Blueberry pies are quick—nothing to peel or chop—and wonderful. For a little variety, I adapted my Strawberry Pie recipe to make this Blueberry Blueberry Pie particularly rich and thick—and it’s delicious!
9-inch baked pie crust
4 cups blueberries
2-1/2 TB cornstarch
About 1 cup sugar (use a little less if you like your pie tart)
About 1/4 cup water
1 tsp lemon juice
Mix cornstarch and sugar in a medium saucepan.
Mash about 1 cup of berries (you will need more than 1 cup of berries to make a cup of mashed berries. I usually start with a cup and then add as needed to make a cup of mashed berries.) Add 1/4 cup water to the mashed berries.

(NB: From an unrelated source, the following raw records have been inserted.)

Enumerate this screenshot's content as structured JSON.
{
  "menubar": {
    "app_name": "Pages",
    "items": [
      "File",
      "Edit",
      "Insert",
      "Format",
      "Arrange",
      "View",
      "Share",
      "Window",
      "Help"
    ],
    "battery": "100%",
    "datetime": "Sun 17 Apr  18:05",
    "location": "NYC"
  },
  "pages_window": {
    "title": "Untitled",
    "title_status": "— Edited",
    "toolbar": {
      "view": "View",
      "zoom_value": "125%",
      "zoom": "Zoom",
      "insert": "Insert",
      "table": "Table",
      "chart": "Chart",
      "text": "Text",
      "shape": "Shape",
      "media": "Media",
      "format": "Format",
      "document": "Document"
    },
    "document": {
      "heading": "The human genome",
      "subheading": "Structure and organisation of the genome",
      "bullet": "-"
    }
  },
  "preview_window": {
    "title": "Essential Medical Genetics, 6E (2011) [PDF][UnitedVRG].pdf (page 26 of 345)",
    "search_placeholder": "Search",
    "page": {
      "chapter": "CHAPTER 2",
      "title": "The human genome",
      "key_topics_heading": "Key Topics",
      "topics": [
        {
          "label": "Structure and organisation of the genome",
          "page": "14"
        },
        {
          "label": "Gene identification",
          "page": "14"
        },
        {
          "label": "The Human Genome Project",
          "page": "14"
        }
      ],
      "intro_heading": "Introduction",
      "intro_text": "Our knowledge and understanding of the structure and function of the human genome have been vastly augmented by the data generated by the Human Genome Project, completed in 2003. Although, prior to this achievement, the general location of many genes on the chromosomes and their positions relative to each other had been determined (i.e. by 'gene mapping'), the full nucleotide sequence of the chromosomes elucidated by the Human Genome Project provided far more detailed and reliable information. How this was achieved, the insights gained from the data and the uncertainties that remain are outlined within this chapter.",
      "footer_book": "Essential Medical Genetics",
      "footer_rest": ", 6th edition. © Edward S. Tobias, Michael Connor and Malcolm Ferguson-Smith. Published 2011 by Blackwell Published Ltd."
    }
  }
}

Add mashed berries to sugar and cornstarch and cook until the mixture starts to thicken, about 10 to 12 minutes. Add lemon juice and continue to cook to thicken, about another 5 minutes.
Place remaining blueberries in the baked pie crust and pour the cooked berry mixture evenly over the uncooked berries.
Refrigerate at least two hours. Serve pie with whipped cream.
Tips from Jane
— Cooking time may vary depending on your stove and the type of berries you have. Wild berries are less juicy and may cook faster. If the mixture seems too thick, add a little water.
— I borrowed this technique of combining cooked and fresh berries from Aunt Alice’s Strawberry Pie.
— My mother always spread the whipped cream over the top of her berry pies, which makes a nice presentation. I prefer to serve the pie plain and let people add their own whipped cream, in whatever quantities they like.